ESSA-1: Operational TIROS
The recently-rechristened Environmental Sciences Service Administration (previously the U.S. Weather Bureau) launches, with the help of NASA, the first “Operational TIROS” weather satellite, ESSA-1. Based on the architecture of the later TIROS satellites, this is intended to be the first fully-operational, long-life weather satellite, in the tradition of many of the long-lived TIROS weather satellites. But eight months into its operational lifetime, ESSA-1’s on board camera system fails, rendering it blind – it becomes useless as a weather satellite and is kept online for engineering experiments until spring 1967.
ESSA
As part of a reorganization of agencies within the U.S. government in 1965, the country’s Weather Bureau becomes part of ESSA, the Environmental Science Services Administration, and is placed under the Department of Commerce. All weather prediction and analysis is now under the jurisdiction of ESSA, including a growing fleet of weather satellites operated jointly by ESSA and NASA. The agency will be renamed the National Oceanic & Atmospheric Administration in 1970.
TIROS-10
NASA and the United States Weather Bureau launch the tenth and final experimental TIROS weather satellite, TIROS-10. Continuing to test technological upgrades for a fully-functional weather satellite fleet, TIROS-10 also provides additional coverage during hurricane seasons, and remains operational for exactly two years, at which point NASA begins a planned shutdown and phase-out of the experimental TIROS satellites in favor of the Nimbus and ESSA weather satellites.

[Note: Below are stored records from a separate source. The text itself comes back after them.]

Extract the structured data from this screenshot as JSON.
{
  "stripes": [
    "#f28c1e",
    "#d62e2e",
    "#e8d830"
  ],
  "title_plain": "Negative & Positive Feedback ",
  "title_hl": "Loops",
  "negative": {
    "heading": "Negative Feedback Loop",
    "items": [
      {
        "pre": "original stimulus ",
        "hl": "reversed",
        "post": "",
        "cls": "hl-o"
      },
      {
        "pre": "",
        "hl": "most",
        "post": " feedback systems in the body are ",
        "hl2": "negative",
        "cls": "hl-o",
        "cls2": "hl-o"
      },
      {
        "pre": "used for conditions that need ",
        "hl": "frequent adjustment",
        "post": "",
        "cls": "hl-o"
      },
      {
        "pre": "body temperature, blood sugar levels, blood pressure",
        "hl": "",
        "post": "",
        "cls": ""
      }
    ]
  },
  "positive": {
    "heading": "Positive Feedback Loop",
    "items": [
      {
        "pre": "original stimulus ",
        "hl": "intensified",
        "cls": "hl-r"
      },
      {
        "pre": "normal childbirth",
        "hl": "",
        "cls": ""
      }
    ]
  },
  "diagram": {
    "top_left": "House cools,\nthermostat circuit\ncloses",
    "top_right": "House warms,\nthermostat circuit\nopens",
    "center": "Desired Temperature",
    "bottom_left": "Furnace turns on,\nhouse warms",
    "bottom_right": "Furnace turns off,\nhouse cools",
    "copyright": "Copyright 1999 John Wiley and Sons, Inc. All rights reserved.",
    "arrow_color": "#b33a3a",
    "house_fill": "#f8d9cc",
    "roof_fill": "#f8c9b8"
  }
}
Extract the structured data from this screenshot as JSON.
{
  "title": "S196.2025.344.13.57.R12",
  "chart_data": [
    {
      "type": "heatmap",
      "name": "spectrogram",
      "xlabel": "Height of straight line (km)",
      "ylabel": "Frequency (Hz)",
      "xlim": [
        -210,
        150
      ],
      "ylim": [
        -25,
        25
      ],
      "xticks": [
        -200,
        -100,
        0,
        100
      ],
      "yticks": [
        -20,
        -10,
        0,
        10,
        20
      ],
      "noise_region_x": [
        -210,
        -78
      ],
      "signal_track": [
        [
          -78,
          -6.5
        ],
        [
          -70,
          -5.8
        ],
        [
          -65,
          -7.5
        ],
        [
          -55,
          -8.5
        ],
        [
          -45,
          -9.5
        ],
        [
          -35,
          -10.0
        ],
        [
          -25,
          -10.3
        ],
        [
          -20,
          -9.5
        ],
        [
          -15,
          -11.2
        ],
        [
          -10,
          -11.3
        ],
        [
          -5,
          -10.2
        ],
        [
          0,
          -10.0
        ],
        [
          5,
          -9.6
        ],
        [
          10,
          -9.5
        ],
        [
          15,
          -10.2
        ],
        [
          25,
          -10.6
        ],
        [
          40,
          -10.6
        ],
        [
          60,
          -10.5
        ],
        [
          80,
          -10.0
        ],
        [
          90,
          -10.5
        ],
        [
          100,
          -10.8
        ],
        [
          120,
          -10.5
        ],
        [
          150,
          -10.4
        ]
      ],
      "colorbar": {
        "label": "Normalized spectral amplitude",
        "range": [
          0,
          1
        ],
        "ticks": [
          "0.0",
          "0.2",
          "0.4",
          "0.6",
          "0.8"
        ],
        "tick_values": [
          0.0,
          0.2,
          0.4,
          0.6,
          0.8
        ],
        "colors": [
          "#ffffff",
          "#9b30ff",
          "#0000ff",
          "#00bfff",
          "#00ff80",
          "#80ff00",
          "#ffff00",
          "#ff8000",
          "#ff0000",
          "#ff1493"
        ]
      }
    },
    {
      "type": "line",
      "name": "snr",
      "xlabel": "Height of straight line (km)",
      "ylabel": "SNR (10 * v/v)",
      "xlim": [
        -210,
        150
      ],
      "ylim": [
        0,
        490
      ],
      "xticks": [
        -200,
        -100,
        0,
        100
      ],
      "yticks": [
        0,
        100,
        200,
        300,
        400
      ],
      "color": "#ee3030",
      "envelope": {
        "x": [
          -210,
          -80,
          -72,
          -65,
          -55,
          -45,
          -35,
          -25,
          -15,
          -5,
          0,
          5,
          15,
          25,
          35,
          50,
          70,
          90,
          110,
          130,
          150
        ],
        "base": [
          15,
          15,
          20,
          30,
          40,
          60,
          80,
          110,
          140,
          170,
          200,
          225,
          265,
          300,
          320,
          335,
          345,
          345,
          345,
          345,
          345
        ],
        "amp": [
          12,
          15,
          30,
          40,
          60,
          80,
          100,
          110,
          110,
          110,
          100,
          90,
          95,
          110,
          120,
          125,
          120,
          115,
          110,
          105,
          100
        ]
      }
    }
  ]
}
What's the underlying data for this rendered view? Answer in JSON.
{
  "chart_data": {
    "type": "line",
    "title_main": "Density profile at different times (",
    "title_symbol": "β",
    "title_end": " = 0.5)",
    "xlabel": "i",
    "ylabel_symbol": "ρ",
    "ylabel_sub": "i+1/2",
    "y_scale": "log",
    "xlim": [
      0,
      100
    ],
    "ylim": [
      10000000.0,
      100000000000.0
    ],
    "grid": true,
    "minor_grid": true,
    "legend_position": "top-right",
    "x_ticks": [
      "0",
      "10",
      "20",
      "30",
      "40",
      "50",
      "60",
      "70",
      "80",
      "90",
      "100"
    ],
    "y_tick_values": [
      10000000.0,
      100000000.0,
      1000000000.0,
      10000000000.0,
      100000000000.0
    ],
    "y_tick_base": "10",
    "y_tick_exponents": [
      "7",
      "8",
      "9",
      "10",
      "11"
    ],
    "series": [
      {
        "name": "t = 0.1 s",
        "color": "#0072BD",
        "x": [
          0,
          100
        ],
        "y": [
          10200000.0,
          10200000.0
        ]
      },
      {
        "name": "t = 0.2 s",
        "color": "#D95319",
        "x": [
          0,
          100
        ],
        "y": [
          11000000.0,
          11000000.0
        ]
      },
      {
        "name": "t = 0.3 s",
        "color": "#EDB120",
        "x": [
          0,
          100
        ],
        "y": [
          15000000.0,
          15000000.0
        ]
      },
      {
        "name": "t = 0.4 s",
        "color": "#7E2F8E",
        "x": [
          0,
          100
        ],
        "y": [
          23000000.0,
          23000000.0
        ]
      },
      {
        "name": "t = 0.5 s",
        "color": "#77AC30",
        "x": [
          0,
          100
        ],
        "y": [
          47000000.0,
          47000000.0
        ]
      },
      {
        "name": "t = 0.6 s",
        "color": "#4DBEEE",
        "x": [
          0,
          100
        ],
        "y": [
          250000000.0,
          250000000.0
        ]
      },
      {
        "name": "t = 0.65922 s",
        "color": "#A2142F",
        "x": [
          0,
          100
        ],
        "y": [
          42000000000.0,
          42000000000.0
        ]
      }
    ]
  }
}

Palm Sunday Tornado Outbreak
On the 45th anniversary of a similar severe weather event, a major outbreak of violent tornadoes strikes the northern midwest, causing 271 deaths and over a thousand injuries in Wisconsin, Illinois, Indiana, Iowa, Ohio, and Michigan; 137 of the deaths occur in Indiana alone. With weather radar still in its infant state, a radio station in Cedar Rapids spots the first storm on its own radar, while nearby National Weather Service offices do not have radar yet. The U.S. Weather Bureau’s confusing system of “tornado forecasts” and “tornado alerts” is changed to more clearly delineated “watches” and “warnings” after this event.
TIROS-9
NASA and the United States Weather Bureau launch the ninth experimental TIROS weather satellite, TIROS-9. Heavier than any of the other TIROS experimental satellites, and with cameras mounted on opposite sides of the satellite’s cylindrical body to keep the Earth in view at all times. The result, in February, is the first-ever snapshot of the entire world’s weather patterns within a single day. TIROS-9 also carries other upgrades being considered for an upcoming fleet of full-time operational weather satellites, and remains in service for three and a half years.
Nimbus-1
NASA and the United States Weather Bureau launch the first test article of the next-generation weather satellite, Nimbus-1. Using the more advanced camera technology (including infrared filters to watch cloud motion even on Earth’s night side) tested aboard TIROS-8, Nimbus-1 provides a vast improvement on satellite weather observations over the hardware on the TIROS experimental satellites. The first Nimbus satellite remains in service for only a month; later Nimbus satellites continue to be launched into service well into the late 1970s, and most of them remain operational into the 1980s.
The National Severe Storms Laboratory
To further research into the formation and evolution of severe weather in the midwestern United States, the U.S. Weather Bureau establishes the National Severe Storms Laboratory in Norman, Oklahoma. Operating in close cooperation with the University of Oklahoma’s meteorology department and the Severe Local Storms Warning Service in Kansas City, the NSSL focuses on improving prediction and detection of destructive weather, including tornadoes, quickly fixating upon the potential of Doppler radar.